At the end of the prayer, I expected him to get up. I expected we were finished.
But we weren't finished.
After I finished praying, he asked, "How can I pray for you?"
I just looked at him. Speechless.
It was the first time I'd met with someone for a pastor visit who had asked if they could pray for me.
I was deeply, deeply touched.
And after taking a few moments to regain control over my emotions,
I told him a few things I would love for him to pray for.
And he did that.

Before I finished my ministry at that church, I took him out for coffee.
And I told him what a gift he'd given me by the simple act of asking if he could pray for me.

Now I would tell him something more.
I'd tell him his prayer had given God another chance to put her handprints all over me.
I'd tell him when he prayed for me, I felt like God was holding me tight.
I'd tell him he filled me with God's love.
I'd tell him he loved me into being a better lover.

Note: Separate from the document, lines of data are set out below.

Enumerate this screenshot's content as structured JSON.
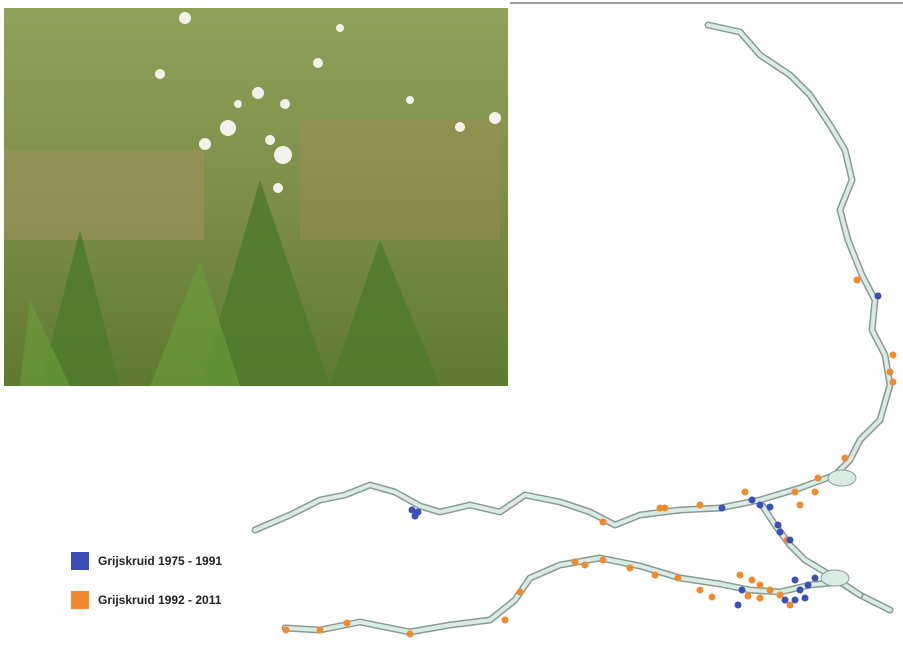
{
  "legend": {
    "items": [
      {
        "label": "Grijskruid 1975 - 1991",
        "color": "#3a4fb8"
      },
      {
        "label": "Grijskruid 1992 - 2011",
        "color": "#f08a2c"
      }
    ]
  }
}
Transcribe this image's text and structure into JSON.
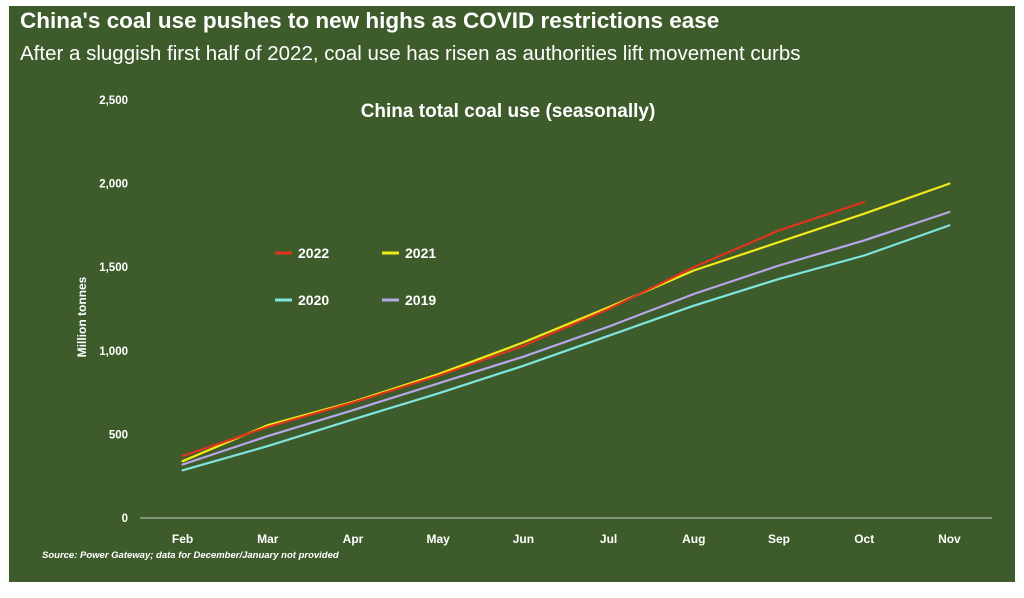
{
  "header": {
    "title": "China's coal use pushes to new highs as COVID restrictions ease",
    "subtitle": "After a sluggish first half of 2022, coal use has risen as authorities lift movement curbs"
  },
  "footer": {
    "source": "Source: Power Gateway; data for December/January not provided"
  },
  "colors": {
    "background": "#3e5b2b",
    "text": "#ffffff",
    "axis": "#c9d1bf"
  },
  "chart_data": {
    "type": "line",
    "title": "China total coal use (seasonally)",
    "xlabel": "",
    "ylabel": "Million tonnes",
    "categories": [
      "Feb",
      "Mar",
      "Apr",
      "May",
      "Jun",
      "Jul",
      "Aug",
      "Sep",
      "Oct",
      "Nov"
    ],
    "ylim": [
      0,
      2500
    ],
    "yticks": [
      0,
      500,
      1000,
      1500,
      2000,
      2500
    ],
    "ytick_labels": [
      "0",
      "500",
      "1,000",
      "1,500",
      "2,000",
      "2,500"
    ],
    "grid": false,
    "legend": "inside-top-left",
    "series": [
      {
        "name": "2022",
        "color": "#e0341c",
        "values": [
          370,
          545,
          690,
          850,
          1030,
          1250,
          1500,
          1720,
          1890,
          null
        ]
      },
      {
        "name": "2021",
        "color": "#f2ea18",
        "values": [
          340,
          555,
          695,
          860,
          1050,
          1260,
          1480,
          1650,
          1820,
          2000
        ]
      },
      {
        "name": "2020",
        "color": "#7fe5df",
        "values": [
          285,
          430,
          590,
          745,
          910,
          1090,
          1270,
          1430,
          1570,
          1750
        ]
      },
      {
        "name": "2019",
        "color": "#b6a6ea",
        "values": [
          320,
          490,
          645,
          805,
          965,
          1145,
          1340,
          1510,
          1660,
          1830
        ]
      }
    ]
  }
}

That's what we do in church.
Remember when we've been held fast in God's embrace.
Draw deeply from the well of love God has dug in each of us.
Give that love of God to people inside and outside these walls.
Make God's love so strong, so real, so forever,
that we help each other become lovers who love this world.
Overflow with this love that God has given us, we help to create a world where there's so much love,
even the poor and our enemies are drawn into its embrace.
May it be so. Amen.

The idea of God's love coming first is suggested by Ulrich Luz, Matthew 21-28, Fortress Press, 1989, p. 87.